USA

"Obamacare" steht auf der Kippe

Das wichtigste politische Projekt Barack Obamas steht erneut vor Gericht. Und diesmal könnte die "Obamacare" tatsächlich gekippt werden - denn die Klage gegen die Gesundheitsreform hat Erfolgschancen.

Von Claudia Pieper Veröffentlicht:
Der Widerstand gegen die US-Gesundheitsreform war und ist groß.

Der Widerstand gegen die US-Gesundheitsreform war und ist groß.

© UPI / Kevin Dietsch / Landov / dpa

WASHINGTON. Es will kein Ende nehmen: Die amerikanische Gesundheitsreform "Obamacare" befindet sich wieder einmal vor dem Obersten Gerichtshof.

Diesmal geht es darum, ob staatliche Zuschüsse zu Krankenversicherungsbeiträgen für bestimmte Amerikaner mit niedrigen bis mittleren Einkommen zulässig sind.

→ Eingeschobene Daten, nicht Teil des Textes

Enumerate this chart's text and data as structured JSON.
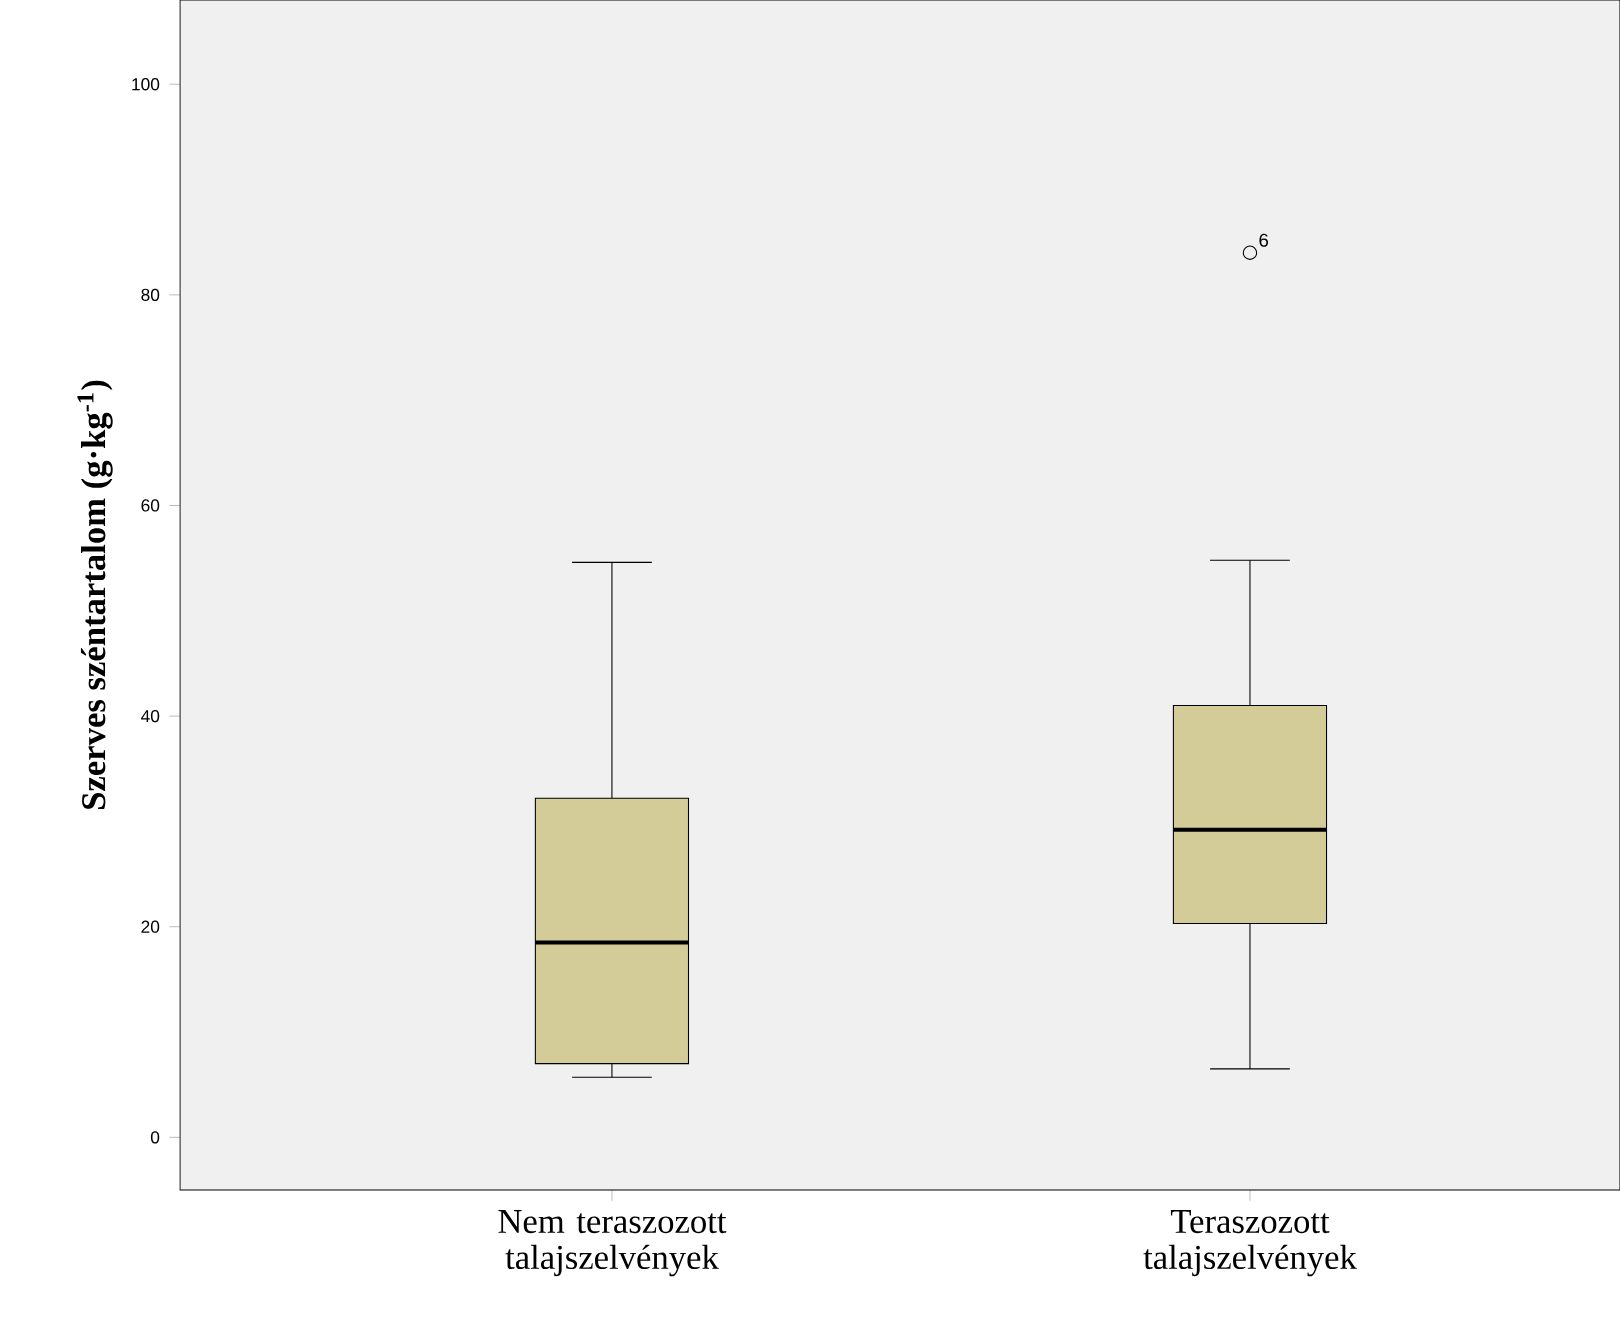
{
  "chart_data": {
    "type": "box",
    "ylabel": "Szerves széntartalom (g·kg$^{-1}$)",
    "categories": [
      "Nem teraszozott talajszelvények",
      "Teraszozott talajszelvények"
    ],
    "boxes": [
      {
        "low": 5.7,
        "q1": 7,
        "median": 18.5,
        "q3": 32.2,
        "high": 54.6
      },
      {
        "low": 6.5,
        "q1": 20.3,
        "median": 29.2,
        "q3": 41,
        "high": 54.8,
        "outliers": [
          84
        ]
      }
    ],
    "color": "#d4cc98",
    "ylim": [
      -5,
      108
    ],
    "yticks": [
      0,
      20,
      40,
      60,
      80,
      100
    ],
    "grid": false,
    "annotations": [
      "6"
    ]
  }
}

Zur Erinnerung: Die 2010 verabschiedete Reform enthält eine Versicherungspflicht für die meisten US-Amerikaner. Um den Kauf einer Krankenversicherung erschwinglich zu machen, subventioniert die Regierung viele Policen - und zwar für diejenigen mit geringen oder mittleren Einkommen, die ihre Versicherung auf eigene Faust über den neuen Online-Versicherungsmarkt erstehen.

Die Crux: Ursprünglich war geplant, dass die meisten oder alle Bundesstaaten ihre eigenen digitalen Versicherungsmärkte aufbauen würden. Aufgrund politischer Opposition der Reform gegenüber entschieden sich aber eine ganze Reihe von Bundesstaaten dagegen.

Das Gesetz sah vor, dass in Bundesstaaten, die keine eigene Website unterhalten, die Bundesregierung mit ihrer Versicherungsbörse einspringen würde. In 34 Bundesstaaten ist das heute der Fall. Nur 16 haben ihre eigene Online-Börse.

Ein einziger Satz

Die Klage vor dem Gerichtshof konzentriert sich auf einen einzigen Satz in dem fast 1000-seitigen Reformgesetz. Dort heißt es, dass Zuschüsse denen gewährt werden, die ihre Versicherungspolicen in "vom Bundesstaat eingerichteten Versicherungsbörsen" erstehen.

Nach dem Argument der Kläger schließt diese Formulierung all die 34 Bundesstaaten aus, in denen die Bundesregierung mit ihrer zentralen Versicherungsbörse einspringen musste.

Vom Steuerzahler finanzierte Zuschüsse seien dort nicht rechtmäßig, wo keine Versicherungsbörse durch den jeweiligen Bundesstaat unterhalten werde, so heißt es in der Klage.

Obamas Anwaltsteam tritt am Mittwoch mit dem Argument an, dass es eindeutige Absicht des Gesetzes war, allen bedürftigen Landsleuten Zuschüsse zukommen zu lassen und dass ein unglücklich formulierter Satz nicht in der Lage sein sollte, ein Kernelement der Reform auszuhebeln.

Viele Rechtsexperten halten die Klage, die von vier erklärten "Obamacare"-Gegnern durch die Instanzen gepeitscht wurde, für absurd.

Denen, die sie ursprünglich nicht ernst nahmen, verging aber das Lachen, als der Oberste Gerichtshof sich Anfang November bereit erklärte, den Fall anzunehmen.

Gerichtshof ist gespalten

Wie gespalten der Gerichtshof in Sachen "Obamacare" ist, zeigte sich schon vor rund drei Jahren, als es um die Frage ging, ob die Regierung jene finanziell bestrafen dürfe, die sich weigern, sich gegen Krankheit zu versichern.

Damals hatten die Richter mit fünf zu vier Stimmen für die Rechtmäßigkeit der "neuen Steuer" abgestimmt. Zünglein an der Waage war damals der Vorsitzende John Roberts, der eigentlich als eher konservativ eingeschätzt wird.

Jetzt steht für die "Obamacare" wieder viel auf dem Spiel: Laut Regierung qualifizieren sich 80 bis 90 Prozent der Käufer auf dem neuen Online-Versicherungsmarkt für die staatlichen Finanzhilfen.

Nach Schätzungen betrug der durchschnittliche Zuschuss 5548 US-Dollar (rund 4959 Euro) jährlich - was 67 Prozent der Kosten für eine durchschnittliche Familienversicherung entsprach.

Sollte der Gerichtshof zugunsten der Kläger entscheiden, würden bis zu acht Millionen Menschen die Finanzhilfen, die eine Krankenversicherung für sie erschwinglich machen, verlieren.

Die Entscheidung der obersten Richter wird erst im Juni erwartet. Bis dahin bleibt das Ringen um Obamacare ein Zitterspiel.